I feel bad complaining about living here because I know that my situation is very fortunate in many ways. My family may be emotionally sensitive at times, but we are generally nice to each other and can enjoy each other's company. I am saving money on rent and food ...and who knows what else I'm casually mooching from my parents who seem happy to provide for me. But. Oh My God. I have to get out of here.
List of things I will NOT MISS:
-Dirty bathrooms
-Somehow feeling the need to try and make everyone in the house happy and comfortable all the time, when that is impossible and not my responsibility
-Messes made in the kitchen (common examples: remnants from Carolyn's failed baking attempts, spills from my Dad's sloppy cooking)
-The stress created by incredibly simple tasks, like figuring out when a soccer game is, or deciding what to have for dinner
-My Dad watching the entire day's worth of stand-up comedians at 10pm with the volume turned way up while he sits 3 feet away from the television. That man gets way too much use out of DVR. Nothin relaxes you after a long days work like a loud, nasaly New Jersey accent drifting into your bedroom... "...and what's with reality TV these days??!!"

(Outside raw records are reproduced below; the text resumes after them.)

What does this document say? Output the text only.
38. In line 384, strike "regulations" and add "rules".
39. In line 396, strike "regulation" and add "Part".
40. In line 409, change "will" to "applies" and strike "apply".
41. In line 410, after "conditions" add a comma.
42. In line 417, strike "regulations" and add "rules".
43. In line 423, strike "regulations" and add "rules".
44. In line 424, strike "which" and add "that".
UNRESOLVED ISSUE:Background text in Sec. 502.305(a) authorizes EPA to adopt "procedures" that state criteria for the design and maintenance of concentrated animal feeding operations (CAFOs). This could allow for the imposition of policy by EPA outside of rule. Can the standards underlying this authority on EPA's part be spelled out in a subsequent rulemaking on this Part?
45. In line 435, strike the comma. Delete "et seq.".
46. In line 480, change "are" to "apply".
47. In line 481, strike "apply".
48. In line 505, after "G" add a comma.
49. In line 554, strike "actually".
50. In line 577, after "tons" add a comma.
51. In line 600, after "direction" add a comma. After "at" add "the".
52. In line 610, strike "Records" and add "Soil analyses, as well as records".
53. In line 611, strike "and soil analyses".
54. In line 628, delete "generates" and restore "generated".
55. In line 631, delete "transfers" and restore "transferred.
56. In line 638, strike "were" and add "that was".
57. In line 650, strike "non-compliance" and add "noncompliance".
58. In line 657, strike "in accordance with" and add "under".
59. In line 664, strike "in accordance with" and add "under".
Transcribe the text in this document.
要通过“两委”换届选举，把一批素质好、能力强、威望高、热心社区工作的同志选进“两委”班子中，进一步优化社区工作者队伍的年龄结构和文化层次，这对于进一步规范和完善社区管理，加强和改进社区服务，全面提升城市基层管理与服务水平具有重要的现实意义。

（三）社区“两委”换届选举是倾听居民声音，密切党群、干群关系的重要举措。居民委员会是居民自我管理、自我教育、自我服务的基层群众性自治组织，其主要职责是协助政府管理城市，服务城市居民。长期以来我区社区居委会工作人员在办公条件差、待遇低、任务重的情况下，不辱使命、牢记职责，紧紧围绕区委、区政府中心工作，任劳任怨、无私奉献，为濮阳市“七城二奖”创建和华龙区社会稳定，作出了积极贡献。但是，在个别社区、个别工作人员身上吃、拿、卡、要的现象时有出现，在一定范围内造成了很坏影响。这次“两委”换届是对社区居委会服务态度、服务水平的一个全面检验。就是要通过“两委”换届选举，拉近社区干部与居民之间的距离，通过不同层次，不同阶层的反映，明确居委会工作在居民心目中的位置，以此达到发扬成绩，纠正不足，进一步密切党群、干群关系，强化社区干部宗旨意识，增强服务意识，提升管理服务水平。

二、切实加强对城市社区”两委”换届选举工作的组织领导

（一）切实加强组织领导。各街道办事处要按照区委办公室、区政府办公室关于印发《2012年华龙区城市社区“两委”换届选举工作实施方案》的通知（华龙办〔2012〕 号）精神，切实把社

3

-The stress of having a dog that should probably be put down. And we're going on like 6 months here. He is miserable and we are miserable about it and I'm the only one trying to insist that we just get it over with. Which makes me feel like the heartless one, somehow. Maybe because I worry that part of my motivation comes from my hatred of changing diapers for a DOG. Ok, typing that made me feel like I am right. These needs to end.
-Suburbia. Ugly beige houses. Huge SUVs driven by scary botox-filled women. Ugly architecture. Parking lots. Home Depots.
I've spent the evening looking online for art for the apartment. We also still need kitchen chairs but I am being both cheap and picky, a bad combination. I am planning garage sale and outlet mall days.
As ready as I feel to move out of my family's house, I also feel very baffled by the urgency with which my peers seem to want to do grown-up things. One of my best friends just almost had her life changed by having a baby. Sadly, she lost the baby after the first trimester. I say sadly because that is a traumatic experience for anyone, and because she was really excited about it. But I was so blown away by how happy she had been even though it was unplanned. I would FLIP SHIT if I was at this stage in my life and pregnant.
And then, the pets! Yes, animals are cute. But I am way too self-centered at this point to have any business owning a pet. I am still debating whether or not I should trust myself with a houseplant. Don't even get me started on all of these weddings. (How come 23 yr olds who are making their parents pay for huge parties for weird reasons get rewarded with gifts, and those of us living in sin get hesitant smiles and inquiries about potential "dates to save?" How about a nice toaster with that passive-aggressive sentiment?)
Ok. Petty rant over. I need to get out of Blaine.